Deferred is appealing because it doesn't compete with the user's attention at end of session, and because fresh context produces cleaner prose. But deferred only has the events log, not the reasoning trace. The events log tells you what files were edited and what commands ran, with exit codes; it does not tell you that I pushed back on a design decision and steered to a different approach, or that Claude considered approach A, sketched it out, and rejected it before approach B.
That texture only lives in the active context. So inline won — manual /diary invocation while the session is still alive, with the events log as one input among several, the conversation itself as the other. The hooks still capture events deterministically the whole time, so even if /diary never gets typed, the audit trail is there to reconstruct later.
This also rules out an automatic SessionEnd auto-synthesizer, which would have been the obvious nice-to-have. By the time SessionEnd fires, the main session is gone. A prompt-type hook at that point synthesizes from a stripped context, which produces exactly the auto-generated-changelog feel I wanted to avoid.
Shipping it
The skill is at ikangai/claude-skills/diary. The whole thing is one SKILL.md (voice rules, synthesis workflow, when-to-invoke decision rule), one bash script (log-event.sh, ninety-odd lines, defensive, exits zero on every failure mode so a misconfigured hook never breaks a Claude Code session), and three reference docs (voice examples, hooks setup, events schema).

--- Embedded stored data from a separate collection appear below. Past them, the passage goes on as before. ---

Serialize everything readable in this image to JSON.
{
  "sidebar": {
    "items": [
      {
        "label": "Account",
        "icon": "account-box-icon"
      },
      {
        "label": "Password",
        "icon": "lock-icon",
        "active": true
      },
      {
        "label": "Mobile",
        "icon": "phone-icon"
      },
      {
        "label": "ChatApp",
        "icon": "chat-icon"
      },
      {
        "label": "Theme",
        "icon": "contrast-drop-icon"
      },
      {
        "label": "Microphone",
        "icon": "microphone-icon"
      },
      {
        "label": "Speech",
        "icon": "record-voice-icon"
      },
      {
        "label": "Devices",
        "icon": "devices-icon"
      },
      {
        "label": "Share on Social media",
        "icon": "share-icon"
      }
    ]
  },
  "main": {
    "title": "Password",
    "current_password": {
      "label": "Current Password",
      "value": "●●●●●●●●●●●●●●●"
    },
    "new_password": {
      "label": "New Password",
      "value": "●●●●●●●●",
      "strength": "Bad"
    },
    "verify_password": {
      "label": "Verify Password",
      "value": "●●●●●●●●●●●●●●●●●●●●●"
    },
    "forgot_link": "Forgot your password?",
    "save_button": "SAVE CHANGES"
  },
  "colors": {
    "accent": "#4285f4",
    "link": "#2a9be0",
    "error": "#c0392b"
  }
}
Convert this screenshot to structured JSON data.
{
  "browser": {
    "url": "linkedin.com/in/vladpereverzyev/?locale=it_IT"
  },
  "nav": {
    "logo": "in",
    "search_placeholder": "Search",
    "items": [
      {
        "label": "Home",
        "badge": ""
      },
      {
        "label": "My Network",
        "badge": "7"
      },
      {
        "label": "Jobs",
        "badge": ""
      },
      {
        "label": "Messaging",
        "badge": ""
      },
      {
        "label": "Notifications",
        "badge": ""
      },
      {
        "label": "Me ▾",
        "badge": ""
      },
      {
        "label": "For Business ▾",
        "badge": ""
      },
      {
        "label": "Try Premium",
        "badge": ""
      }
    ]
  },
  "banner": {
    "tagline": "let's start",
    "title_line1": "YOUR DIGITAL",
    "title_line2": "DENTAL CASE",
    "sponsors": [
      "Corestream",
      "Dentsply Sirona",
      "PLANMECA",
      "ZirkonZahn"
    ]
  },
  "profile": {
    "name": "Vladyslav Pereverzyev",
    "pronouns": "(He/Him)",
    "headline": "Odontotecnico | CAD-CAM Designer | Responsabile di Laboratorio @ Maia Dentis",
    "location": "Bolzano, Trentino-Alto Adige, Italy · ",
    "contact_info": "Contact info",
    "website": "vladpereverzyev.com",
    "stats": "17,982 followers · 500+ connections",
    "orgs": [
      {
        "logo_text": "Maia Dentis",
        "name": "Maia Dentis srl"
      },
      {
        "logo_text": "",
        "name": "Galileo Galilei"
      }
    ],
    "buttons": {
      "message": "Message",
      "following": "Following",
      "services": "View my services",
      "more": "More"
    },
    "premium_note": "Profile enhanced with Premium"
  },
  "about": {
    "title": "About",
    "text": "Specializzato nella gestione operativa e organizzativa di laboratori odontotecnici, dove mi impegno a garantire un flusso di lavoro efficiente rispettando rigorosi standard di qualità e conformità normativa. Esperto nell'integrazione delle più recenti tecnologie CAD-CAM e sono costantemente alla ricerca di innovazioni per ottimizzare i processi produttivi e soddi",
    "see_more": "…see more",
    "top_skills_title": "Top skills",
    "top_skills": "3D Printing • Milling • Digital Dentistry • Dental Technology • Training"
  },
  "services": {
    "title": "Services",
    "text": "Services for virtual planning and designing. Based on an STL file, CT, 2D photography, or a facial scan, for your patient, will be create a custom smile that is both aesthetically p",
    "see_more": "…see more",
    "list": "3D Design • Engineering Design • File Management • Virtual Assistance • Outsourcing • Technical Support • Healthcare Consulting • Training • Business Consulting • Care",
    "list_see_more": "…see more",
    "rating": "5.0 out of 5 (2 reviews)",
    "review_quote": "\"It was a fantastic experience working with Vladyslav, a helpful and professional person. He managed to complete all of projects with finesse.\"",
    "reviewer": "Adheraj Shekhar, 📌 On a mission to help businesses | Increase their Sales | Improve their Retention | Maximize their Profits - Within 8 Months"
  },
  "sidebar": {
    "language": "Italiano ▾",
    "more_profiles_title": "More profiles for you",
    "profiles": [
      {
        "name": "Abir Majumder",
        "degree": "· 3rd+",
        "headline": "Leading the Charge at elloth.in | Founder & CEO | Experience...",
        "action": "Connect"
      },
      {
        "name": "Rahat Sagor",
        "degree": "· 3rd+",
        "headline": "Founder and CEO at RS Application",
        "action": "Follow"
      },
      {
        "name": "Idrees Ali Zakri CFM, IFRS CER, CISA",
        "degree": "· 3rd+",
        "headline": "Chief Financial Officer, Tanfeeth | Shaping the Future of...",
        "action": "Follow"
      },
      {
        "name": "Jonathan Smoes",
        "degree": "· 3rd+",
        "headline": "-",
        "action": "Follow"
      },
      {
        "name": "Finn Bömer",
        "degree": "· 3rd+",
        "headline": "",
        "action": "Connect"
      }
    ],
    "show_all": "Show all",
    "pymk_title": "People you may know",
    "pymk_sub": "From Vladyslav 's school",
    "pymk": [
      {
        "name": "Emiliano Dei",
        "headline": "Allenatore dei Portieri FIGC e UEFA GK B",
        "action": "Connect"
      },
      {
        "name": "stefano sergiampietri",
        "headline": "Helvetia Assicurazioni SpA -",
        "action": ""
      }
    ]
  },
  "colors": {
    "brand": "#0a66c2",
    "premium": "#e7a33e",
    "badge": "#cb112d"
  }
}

Five hook events get captured: Write/Edit/MultiEdit (state changes to files), Bash (commands and exit codes — failures are the moments worth retelling later), UserPromptSubmit (user feedback and course-corrections), SubagentStop (sub-agent task returns), and Stop (turn-final messages, optional). Read, Grep, Glob, LS are deliberately not captured — those are reconnaissance, not narrative. Capturing them would bury the events log in noise.

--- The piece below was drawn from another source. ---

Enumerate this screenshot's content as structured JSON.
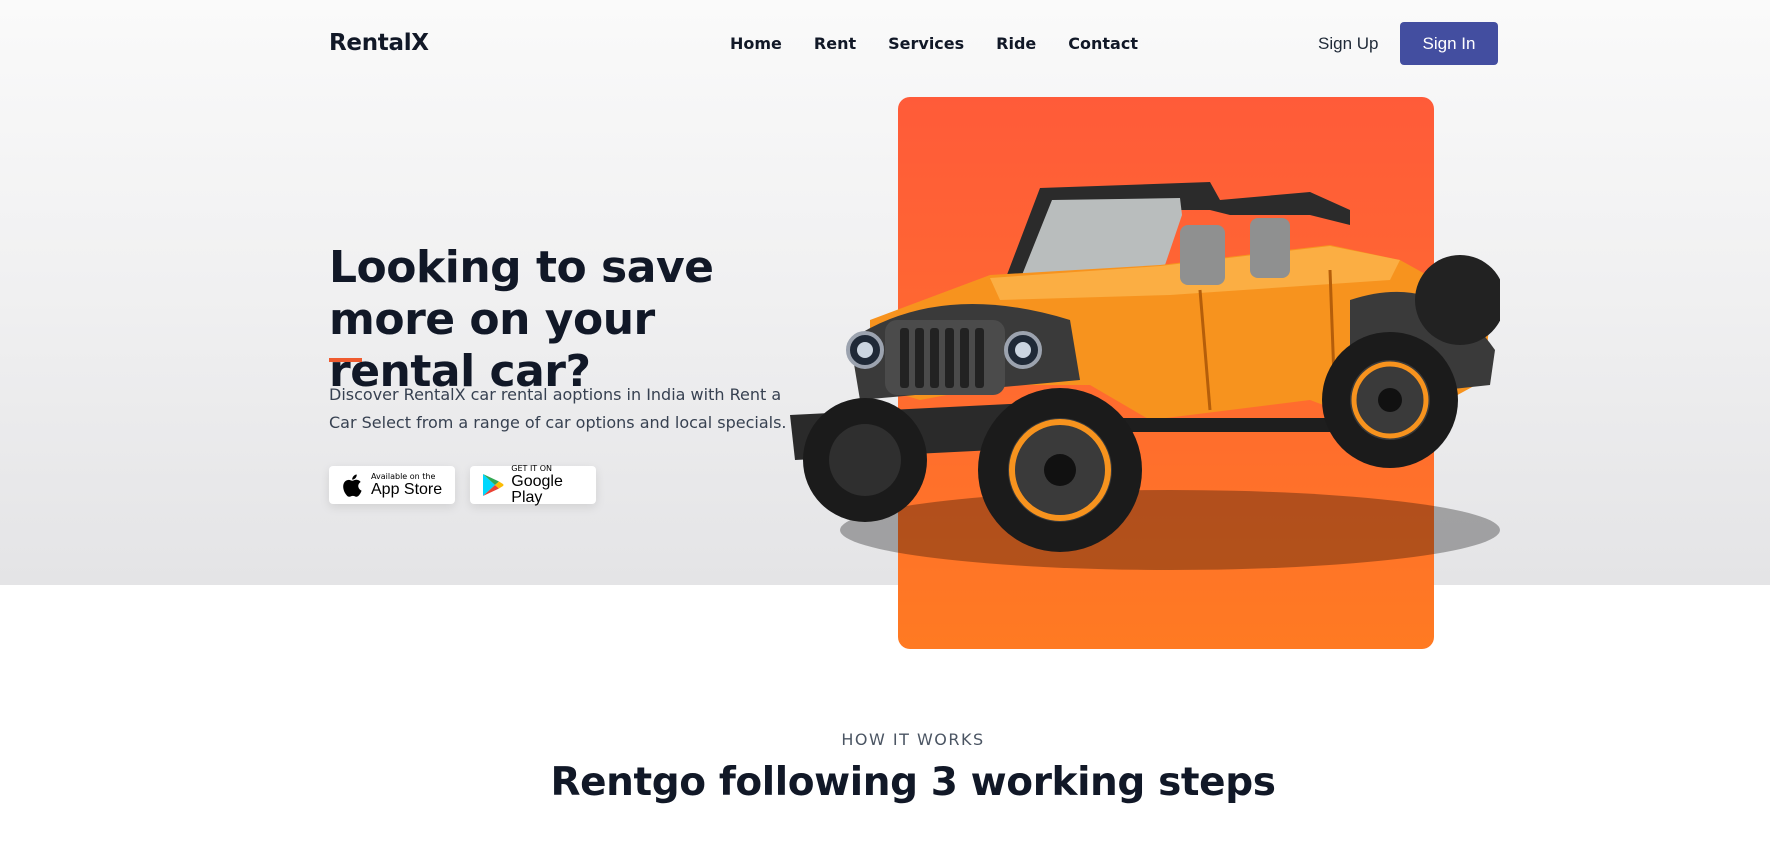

Long fields truncate at five hundred characters. The script wraps every hook payload with a normalized envelope and writes one line to .dev-diary/.events.jsonl. If jq is missing it logs a sentinel event with "error": "jq_not_installed" so the missing dependency is visible without breaking anything. Whole script fits on one screen.
The diary itself lives at .dev-diary/ at the project root, gitignored by default. Entries are YYYY-MM-DD-<slug>.md. The audit trail is .events.jsonl. The synthesis side reads both — the events to anchor the timeline, the active session to fill in the texture — and writes one paragraph of first-person past-tense prose, with the lesson sentence at the end if one was earned.
The diary will document its own continued development. That's the kind of self-referential thing that's only useful if it actually works, so I will find out. v0 is shipped; if entries stop getting written, or get written badly, the skill itself needs work, and that work will be documented in the diary, and that documentation will be the first real test of whether any of this was a good idea.